De la même manière, le locataire ne peut décider de son propre chef de verser les loyers sur un compte bloqué ou entre les mains d’un huissier, sans autorisation de justice. Il encourait la résiliation.

LES DIAGNOSTICS EN CAS DE LOCATION :

Depuis le 1er juin 2006, l'État des Risques Naturels et Technologiques qui doit dater de moins de 6 mois au moment de sa délivrance. Ce document, qui est un arrêté préfectoral,  peut être fournis directement à notre permanence. Nous le joignons aux baux que nous délivrons.   

Depuis le 1er juillet 2007, le Diagnostic de Performance Énergétique qui a une validité maximale de 10 ans à compter de son établissement, sauf modification des caractéristiques énergétiques du bâtiment. Ce diagnostic est à faire par un professionnel et est à la charge du propriétaire.

Depuis le 12 Août 2008, le Diagnostic Plomb pour les immeubles datant d'avant 1949. Ce diagnostic est à faire par un professionnel et est à la charge du propriétaire.

LES DIAGNOSTICS EN CAS DE VENTE :

- Le diagnostic "EDF" pour les habitations comportant une installation électrique de plus de 15 ans.

- Le diagnostic "plomb" pour les immeubles datant d'avant 1949.

- Le diagnostic "amiante" pour tous les immeubles dont le permis de construire a été délivré avant le 1er Juillet 1997.

- Le diagnostic "termites" uniquement dans les zones à risques déterminées par un arrêté préfectoral.

- Le diagnostic "Gaz" pour les habitations comportant une installation intérieure de gaz de plus de 15 ans.

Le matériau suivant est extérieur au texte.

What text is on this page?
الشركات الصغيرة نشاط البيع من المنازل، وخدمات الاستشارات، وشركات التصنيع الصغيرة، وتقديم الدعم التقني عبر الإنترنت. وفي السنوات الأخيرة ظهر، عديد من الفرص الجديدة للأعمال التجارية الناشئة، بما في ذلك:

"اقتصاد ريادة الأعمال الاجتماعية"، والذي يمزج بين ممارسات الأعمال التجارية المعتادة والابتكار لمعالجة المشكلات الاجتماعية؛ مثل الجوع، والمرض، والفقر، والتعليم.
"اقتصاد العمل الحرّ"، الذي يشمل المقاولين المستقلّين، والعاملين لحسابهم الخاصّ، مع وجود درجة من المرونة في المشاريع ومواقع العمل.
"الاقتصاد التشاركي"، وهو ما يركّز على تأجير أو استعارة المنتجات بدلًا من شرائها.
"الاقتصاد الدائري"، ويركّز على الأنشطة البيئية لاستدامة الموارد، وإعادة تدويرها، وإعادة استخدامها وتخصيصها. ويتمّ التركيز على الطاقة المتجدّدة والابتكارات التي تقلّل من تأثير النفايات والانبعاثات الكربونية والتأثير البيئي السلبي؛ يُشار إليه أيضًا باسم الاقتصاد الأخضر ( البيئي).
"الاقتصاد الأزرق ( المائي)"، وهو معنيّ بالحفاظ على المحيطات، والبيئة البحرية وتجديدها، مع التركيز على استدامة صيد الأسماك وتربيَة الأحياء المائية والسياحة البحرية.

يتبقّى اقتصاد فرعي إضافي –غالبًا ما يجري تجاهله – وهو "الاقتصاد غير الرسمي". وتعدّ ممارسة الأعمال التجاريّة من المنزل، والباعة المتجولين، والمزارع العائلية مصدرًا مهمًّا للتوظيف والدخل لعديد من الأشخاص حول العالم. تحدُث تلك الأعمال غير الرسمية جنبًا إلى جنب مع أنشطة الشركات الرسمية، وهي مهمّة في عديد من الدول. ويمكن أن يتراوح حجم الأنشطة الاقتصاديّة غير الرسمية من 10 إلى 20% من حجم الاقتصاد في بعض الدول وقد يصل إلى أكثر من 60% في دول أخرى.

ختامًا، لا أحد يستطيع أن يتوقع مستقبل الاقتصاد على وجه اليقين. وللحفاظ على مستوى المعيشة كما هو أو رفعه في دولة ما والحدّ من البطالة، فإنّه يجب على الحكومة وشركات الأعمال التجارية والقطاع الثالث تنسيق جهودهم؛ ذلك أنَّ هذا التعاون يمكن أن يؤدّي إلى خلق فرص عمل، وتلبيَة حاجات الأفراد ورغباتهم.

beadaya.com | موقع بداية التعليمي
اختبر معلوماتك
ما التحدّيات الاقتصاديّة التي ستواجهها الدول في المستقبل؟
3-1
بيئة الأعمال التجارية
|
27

- L'état des risques naturels et technologiques pour tous les immeubles.

- Le diagnostic de "performance énergétique" pour tous les immeubles.

- La Loi Carrez pour les lots en copropriété.

 

  

II - NOS RECOMMANDATIONS :

Nous rappelons qu'au terme du délai de préavis, fut-il réduit ou non, il y a lieu de procéder aux opérations suivantes : réalisation de l'état des lieux de sortie et restitution du dépôt de garantie, diminué, le cas échéant, des montants dûment justifiés. Ces opérations sont souvent l'objet de litiges entres propriétaires et locataires, qui peuvent saisir la Commission de Conciliation.

Attention, le « Meublé » n’est plus ce qu’il était depuis la Loi Borloo du 18/01/05.
Il faut à présent faire un bail écrit d’un an avec le constat signé des meubles loués et donner congé avec le préavis de 3 mois pour des motifs précis.